Savile Clarke se lance bientôt dans l'écriture d'une adaptation
du texte de Carroll, et c'est là l'un des grands mystères de cette
période. Comment Lewis Carroll, doué comme il l'était pour
le dialogue (il suffit pour s'en convaincre de relire les scènes
d'Alice et les deux Reines), a-t-il pu manquer à ce point de
confiance en lui et laisser Savile Clarke, auteur mineur, écrire
l'adaptation à sa place ? On peut sans doute chercher des
éléments de réponse dans sa tentative d'écriture
théâtrale (Nuages matinaux), jugée médiocre
par plusieurs de ses amis. Carroll se met d'emblée à
l'écart, se contentant du rôle plus tranquille mais frustrant de
" l'auteur qui a donné son accord ". Ce qui ne
l'empêchera pas de tirer quelques ficelles à distance et de tenter
d'influer sur plusieurs scènes, afin de les faire échapper soit
à la niaiserie, soit, plus grave, à ce qu'il considère
comme des atteintes à la décence.

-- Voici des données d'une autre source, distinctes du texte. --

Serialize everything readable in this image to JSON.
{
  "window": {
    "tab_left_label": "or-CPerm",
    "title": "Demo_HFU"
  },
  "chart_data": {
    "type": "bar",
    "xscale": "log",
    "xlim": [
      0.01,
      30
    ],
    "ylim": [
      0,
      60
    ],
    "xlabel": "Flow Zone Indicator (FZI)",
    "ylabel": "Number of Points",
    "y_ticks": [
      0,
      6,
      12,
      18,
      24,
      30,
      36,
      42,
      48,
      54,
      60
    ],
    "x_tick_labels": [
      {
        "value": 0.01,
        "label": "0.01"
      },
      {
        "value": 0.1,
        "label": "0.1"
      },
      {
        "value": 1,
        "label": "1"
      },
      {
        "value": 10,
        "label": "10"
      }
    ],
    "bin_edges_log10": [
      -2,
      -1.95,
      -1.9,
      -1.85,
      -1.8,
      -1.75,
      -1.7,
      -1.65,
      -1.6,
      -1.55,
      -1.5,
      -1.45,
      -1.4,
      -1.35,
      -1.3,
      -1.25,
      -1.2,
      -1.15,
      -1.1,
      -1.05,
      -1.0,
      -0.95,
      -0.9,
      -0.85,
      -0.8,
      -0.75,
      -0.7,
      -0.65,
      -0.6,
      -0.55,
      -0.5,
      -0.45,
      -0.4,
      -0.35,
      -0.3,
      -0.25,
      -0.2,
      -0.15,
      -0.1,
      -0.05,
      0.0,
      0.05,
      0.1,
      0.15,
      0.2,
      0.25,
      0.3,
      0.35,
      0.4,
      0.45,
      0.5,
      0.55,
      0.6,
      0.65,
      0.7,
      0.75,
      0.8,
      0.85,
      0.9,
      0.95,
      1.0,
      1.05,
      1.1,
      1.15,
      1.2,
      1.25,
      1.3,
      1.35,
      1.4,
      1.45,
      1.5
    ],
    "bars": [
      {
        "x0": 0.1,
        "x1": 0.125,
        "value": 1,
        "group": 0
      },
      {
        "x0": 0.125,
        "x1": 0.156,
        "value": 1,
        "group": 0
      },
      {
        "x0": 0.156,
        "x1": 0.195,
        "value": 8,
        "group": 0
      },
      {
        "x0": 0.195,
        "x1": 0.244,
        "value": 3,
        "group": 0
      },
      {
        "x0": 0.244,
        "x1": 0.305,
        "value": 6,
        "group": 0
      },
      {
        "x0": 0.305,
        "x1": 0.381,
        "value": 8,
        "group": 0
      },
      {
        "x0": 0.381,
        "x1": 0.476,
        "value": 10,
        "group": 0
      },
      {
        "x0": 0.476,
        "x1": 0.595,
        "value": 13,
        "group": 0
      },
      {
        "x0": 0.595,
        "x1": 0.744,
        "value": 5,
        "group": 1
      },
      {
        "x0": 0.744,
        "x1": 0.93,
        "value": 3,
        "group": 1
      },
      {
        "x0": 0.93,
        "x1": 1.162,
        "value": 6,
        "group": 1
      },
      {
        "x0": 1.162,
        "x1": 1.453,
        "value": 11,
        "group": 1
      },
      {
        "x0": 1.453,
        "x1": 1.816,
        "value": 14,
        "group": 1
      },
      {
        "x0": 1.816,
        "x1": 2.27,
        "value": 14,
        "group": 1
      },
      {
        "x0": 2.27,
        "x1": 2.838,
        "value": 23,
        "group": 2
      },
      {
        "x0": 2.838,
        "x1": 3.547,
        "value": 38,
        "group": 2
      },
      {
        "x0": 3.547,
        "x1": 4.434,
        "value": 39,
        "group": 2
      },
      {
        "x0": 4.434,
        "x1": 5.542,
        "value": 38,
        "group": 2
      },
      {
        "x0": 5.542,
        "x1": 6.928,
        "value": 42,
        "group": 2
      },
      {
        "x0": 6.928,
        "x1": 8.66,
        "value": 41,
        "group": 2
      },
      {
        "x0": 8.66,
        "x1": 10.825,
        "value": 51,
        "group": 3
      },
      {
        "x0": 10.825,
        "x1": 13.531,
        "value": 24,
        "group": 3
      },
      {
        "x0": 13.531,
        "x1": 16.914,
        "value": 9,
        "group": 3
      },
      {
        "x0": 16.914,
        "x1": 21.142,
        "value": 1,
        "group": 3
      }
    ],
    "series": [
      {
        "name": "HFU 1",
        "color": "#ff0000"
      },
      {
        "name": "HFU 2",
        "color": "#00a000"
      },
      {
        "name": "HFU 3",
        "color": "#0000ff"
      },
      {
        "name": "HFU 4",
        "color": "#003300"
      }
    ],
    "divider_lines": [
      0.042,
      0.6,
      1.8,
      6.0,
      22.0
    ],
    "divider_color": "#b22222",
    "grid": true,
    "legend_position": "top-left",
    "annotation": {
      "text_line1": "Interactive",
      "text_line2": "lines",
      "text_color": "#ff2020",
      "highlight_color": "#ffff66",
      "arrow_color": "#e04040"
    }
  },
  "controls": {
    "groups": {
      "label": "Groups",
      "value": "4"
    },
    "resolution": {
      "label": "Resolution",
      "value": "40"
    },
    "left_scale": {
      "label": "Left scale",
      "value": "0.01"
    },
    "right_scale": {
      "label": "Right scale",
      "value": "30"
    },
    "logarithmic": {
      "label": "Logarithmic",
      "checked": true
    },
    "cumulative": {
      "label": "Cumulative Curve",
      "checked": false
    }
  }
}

Savile Clarke va retenir
certaines des propositions de Carroll, et en rejeter poliment beaucoup
d'autres.
La forme de spectacle qui a été retenue d'un commun accord est
l'opérette ; Walter Slaughter, le compositeur choisi par le metteur
en scène, réalisera un travail remarquable.
La première a lieu à Londres le 23 décembre 1886 au
Prince of Wales Theatre, mais Carroll attend une semaine pour y assister.